Dégel de Aquário, por fim deparou-se com o que ansiosamente procurava. Debruçou-se embalado com a força do vento, perante aquela saliência perdida na neve. Tateou cautelosamente, até que descobriu um corpo humano, cabelos e uma mão gelada. Pela estrutura corporal logo compreendeu que se tratava de uma criança, de uma rapariga. Levantou-a com cuidado e apertou-a contra si, tentando oferecer-lhe o seu próprio calor humano.

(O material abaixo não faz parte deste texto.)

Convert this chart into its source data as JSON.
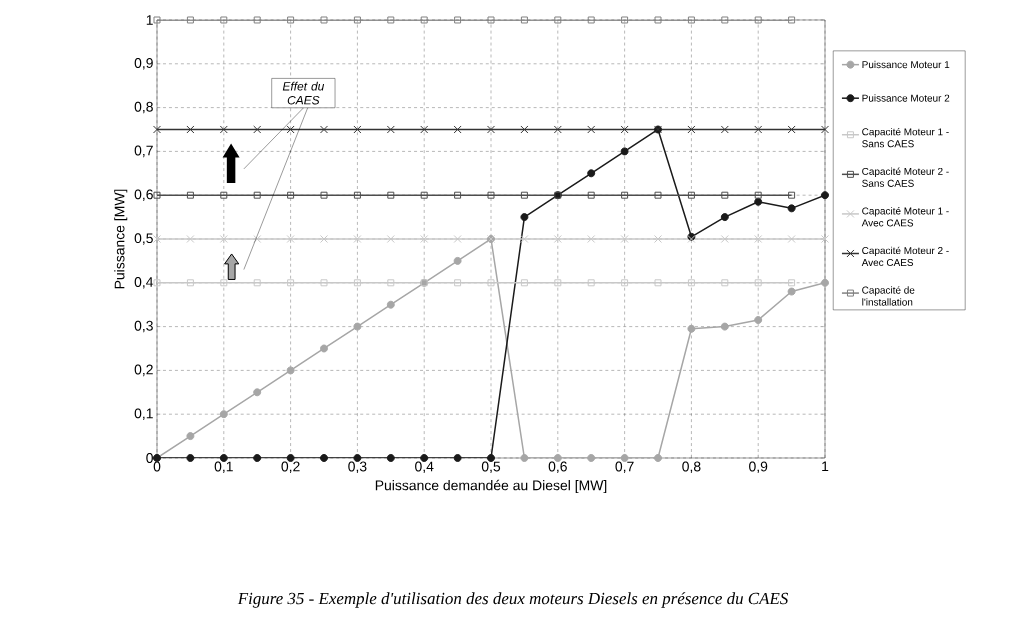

– Kardia, como eu gostava que aqui estivesses com o teu cosmo quente esta menina recuperaria muito mais depressa. Nada me garante que ela sobreviva, está gelada e inconsciente. E sem dúvida o meu cosmo não é o mais ideal, porém farei o meu melhor. – Lamentou o jovem, pensando desesperadamente no seu amigo cavaleiro de Ouro de escorpião, cujo cosmo atingia temperaturas bastante ideais, propicias à recuperação daquela infortunada criança.

O cavaleiro iniciou um difícil caminho, segurando a menina nos seus fortes e protectores braços, contudo a tempestade não parecia querer facilitar a sua corajosa tarefa, lutava com todas as suas poderosas e geladas forças para o impedir de concretizar aquele salvamento. Uma gelada rajada daquele vento arrepiante e impiedoso derrubou o Aquário e a criança.

– Oh céus! Assim não conseguirei certamente. Ela não acorda, será tarde de mais, permiti que não, por favor. – Pediu o belo rapaz, levantando-se e voltando a pegar a menina nos seus braços. – Aguenta, vou tentar chegar à aldeia, alguém aí poderá ajudar, vamos lá! – Disse ele, apertando a criança contra o seu corpo igualmente gelado.

O dourado caminhava e caminhava, lutava e lutava contra aquela tempestade hostil e devastadora. Os dentes afiados daquele gelo demoníaco mordiam-lhe a alma imersa em frio, sufocavam-lhe o coração, entorpeciam-lhe a mente, habitualmente clara e extremamente lógica. Uma nova e terrível rajada veio caprichosamente ao seu encontro, atirando-o contra umas potentes e aguçadas pedras, uma dor intensa latejava na sua cabeça, um fio de sangue vermelho decorava o perfeito branco da neve. Então a escuridão ficou mais opaca, mais fria, mais dolorosa, mais negra, e as forças abandonaram o nobre cavaleiro.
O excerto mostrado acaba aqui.